After the test I did some follow-up research on Kangen water. Kangen is not a brand but a type of water that has been produced and consumed in Japan for more than 30 years. It is the registered trademark of Enagic USA Inc., but they are not the only producers of Kangen-style water ionizers. Most of these units are designed to sit on the counter by your kitchen sink and divert water from the faucet outlet to a filter and ionizer. The ionizer splits the flow into two streams, one that has OH ions (the alkaline drinking water) and one with H+ ions (acidic wastewater). The wastewater is either discharged to the sink, or it can be saved and used for washing vegetables and other uses appropriate for acidic water.
The OH-rich Kangen water is said to increase blood oxygen by stabilizing free radicals.
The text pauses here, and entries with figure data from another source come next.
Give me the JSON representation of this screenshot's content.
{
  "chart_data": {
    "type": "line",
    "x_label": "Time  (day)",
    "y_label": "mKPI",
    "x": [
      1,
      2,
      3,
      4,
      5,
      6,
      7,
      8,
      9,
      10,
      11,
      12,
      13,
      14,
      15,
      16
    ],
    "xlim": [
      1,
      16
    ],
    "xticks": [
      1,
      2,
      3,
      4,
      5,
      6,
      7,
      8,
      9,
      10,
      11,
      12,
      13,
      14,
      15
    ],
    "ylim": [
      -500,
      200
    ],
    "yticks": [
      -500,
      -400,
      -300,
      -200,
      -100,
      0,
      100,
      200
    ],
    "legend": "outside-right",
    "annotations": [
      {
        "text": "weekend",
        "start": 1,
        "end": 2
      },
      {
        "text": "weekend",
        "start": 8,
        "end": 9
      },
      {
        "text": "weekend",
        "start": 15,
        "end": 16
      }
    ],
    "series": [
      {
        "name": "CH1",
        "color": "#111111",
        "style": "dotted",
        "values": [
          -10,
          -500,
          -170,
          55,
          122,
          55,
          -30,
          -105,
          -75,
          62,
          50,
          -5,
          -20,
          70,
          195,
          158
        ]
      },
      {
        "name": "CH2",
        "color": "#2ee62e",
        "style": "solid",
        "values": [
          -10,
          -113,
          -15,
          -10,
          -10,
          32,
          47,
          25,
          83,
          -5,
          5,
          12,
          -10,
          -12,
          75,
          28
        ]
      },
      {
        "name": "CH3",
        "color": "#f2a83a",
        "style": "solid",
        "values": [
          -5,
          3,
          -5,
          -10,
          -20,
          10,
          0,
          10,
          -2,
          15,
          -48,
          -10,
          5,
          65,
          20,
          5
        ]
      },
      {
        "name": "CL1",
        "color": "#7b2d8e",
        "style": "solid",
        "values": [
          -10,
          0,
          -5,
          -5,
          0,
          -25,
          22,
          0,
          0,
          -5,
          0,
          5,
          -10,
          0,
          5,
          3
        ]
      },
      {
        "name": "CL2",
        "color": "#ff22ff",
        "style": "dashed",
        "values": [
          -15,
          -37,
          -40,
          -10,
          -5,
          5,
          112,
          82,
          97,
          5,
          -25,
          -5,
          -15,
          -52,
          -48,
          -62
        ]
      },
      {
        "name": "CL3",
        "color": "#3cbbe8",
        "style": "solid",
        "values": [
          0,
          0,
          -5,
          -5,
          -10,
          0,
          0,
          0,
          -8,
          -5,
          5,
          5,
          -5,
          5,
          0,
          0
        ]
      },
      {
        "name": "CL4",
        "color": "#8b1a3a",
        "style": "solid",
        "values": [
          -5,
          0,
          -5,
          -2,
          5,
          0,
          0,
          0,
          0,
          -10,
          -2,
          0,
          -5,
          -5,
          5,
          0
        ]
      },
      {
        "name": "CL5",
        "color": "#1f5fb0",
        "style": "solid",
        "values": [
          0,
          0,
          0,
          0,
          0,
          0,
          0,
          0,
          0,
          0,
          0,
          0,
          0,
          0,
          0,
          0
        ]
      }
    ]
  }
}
It is also claimed to have "micro-clusters" - water molecule clusters of five or six molecules per cluster, versus 10 to 13 molecules per cluster in tap water, allowing the water to be absorbed more readily by the body. Further, it is supposed to have a high negative oxidation-reduction potential, making it a powerful antioxidant.
I'm not sure how much legitimacy there is to all of these claims, as I have found no hard data to support them. Kangen water can't even be found in Wikipedia, and I was under the growing impression that everything existed there. But that does not mean that there may not be great value to be had from this water. It may be smoke and mirrors, or it may have magical potency, like Chinese teas. Of course, there is the possibility that it could be bad for you or for certain people. The bottom line? I plan to continue drinking my slightly alkaline tap water, augmented with the Brita filtered water and a little beer and wine, just for good measure.
Timothy Allinson is a Senior Professional Engineer with Murray Company, Mechanical Contractors, in Long Beach, Calif. Prior to entering the design--build industry he worked for Popov Engineers, Inc. in Irvine, Calif, and JB&B in New York City. Tim holds a BSME from Tufts University and an MBA from New York University. He is a professional engineer licensed in both mechanical and fire protection engineering in various states, and is a leed Accredited Professional. Tim is a past-president of ASPE, both the New York and Orange County Chapters, and sits on the board of the Society of American Military Engineers, Orange County Post.